To a lesser extent, also really vague mission statements. That shows you have no idea what you want, which can be fine in some contexts, but is going to lose out to someone who knows they want the job in question. If you’re trying to create a generic resume, just leave that bit out. If you know what type of career you’re looking for, it’s maybe worth including.”

13. Don’t “rank” yourself

“This one goes out to you Designers out there. I have worked with some well respected graphic designers throughout University and during my career who have been in the field for many years.

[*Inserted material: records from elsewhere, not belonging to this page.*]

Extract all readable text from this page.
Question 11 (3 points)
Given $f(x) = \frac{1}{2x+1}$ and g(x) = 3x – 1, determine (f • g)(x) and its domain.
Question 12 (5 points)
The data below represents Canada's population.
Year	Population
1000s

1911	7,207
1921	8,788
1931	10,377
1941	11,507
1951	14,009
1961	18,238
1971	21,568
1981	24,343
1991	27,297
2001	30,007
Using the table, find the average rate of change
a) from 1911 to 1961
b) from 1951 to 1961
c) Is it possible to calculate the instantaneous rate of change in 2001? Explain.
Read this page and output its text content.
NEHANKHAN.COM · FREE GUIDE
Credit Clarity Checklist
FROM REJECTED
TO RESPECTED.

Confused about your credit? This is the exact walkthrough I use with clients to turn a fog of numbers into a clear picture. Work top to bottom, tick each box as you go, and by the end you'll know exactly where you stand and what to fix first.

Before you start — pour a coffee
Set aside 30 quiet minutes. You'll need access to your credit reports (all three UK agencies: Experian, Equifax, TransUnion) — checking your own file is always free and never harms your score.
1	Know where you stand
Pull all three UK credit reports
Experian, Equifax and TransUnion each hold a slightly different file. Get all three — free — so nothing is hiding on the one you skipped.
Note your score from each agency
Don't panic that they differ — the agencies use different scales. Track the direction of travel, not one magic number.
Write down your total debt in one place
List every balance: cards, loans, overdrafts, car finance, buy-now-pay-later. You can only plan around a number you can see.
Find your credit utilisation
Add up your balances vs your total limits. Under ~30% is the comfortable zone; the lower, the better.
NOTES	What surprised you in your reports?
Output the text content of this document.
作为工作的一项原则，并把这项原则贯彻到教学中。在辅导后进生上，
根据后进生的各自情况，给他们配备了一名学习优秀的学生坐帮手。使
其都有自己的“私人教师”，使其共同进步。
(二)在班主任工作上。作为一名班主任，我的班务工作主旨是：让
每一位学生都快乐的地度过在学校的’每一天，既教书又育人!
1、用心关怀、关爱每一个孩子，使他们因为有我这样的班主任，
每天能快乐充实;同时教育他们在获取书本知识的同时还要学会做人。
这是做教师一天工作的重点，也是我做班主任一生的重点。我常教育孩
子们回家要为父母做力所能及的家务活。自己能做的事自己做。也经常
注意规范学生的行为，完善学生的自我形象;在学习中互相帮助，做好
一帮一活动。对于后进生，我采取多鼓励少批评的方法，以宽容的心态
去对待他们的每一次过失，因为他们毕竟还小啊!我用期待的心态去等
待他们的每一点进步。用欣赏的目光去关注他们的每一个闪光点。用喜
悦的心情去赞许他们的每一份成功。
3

Now as graphic designers, your resume is the recruiters first taste at your design skills. That being said, I’ve seen many new designers put a chart displaying their efficiency in various Adobe or design skills.

For example:

x x x x o – Adobe Photoshop

x x x x x – Adobe Illustrator

x x x o o – Photography

x x x x o – Drawing

Every person Ive talked to who hires designers hates when people do this. Often times you will be doing yourself more harm than good by showing your skillset like this. Simply stating your professional skills and not ranking yourself will always be the better choice. Let your portfolio show your levels of proficiency.”

14. Don’t use that font

“Not common but a couple months ago, this kid applied to my clinic for assistant stuff. The damn thing was in Comic Sans. Yuck.

I actually felt bad so I sent him an email with small pointers and improvements he could do on his resume. Doing my civic duty.”

15. Ridiculous jargon

“Ridiculous corporate jargon – “In my last position, I leveraged synergies between business units to create value and a win-win scenario which empowered other business units to think outside the box and take a deep dive into core competencies to create buy-in and game changing results.” Next.

Unprofessional emails, it takes two minutes to set up a new one, no need to keep the one you set up at 15. If you would be embarrassed for someone to read it aloud in front of a office full of people, get a new one.

Cliche action words with no purpose to them. I’m looking for skills on a CV not to see if you’re a dynamic, friendly person who likes to hang out with friends and go to the movies.

Team player but can work well on my own – we all can a CV can’t prove that.

It takes a recruiter 30secs to read a CV, I want your experience to jump out at me, lengthy, wordy CVs make me want to put it to the back of the pile, I’m not reading 10 pages of a project you did 15years ago whilst on your placement year. If you have the experience I’ll be calling you to find out more, so keep it all relevant and but too the point. 2 pages for a low level role, 4 tops for management.”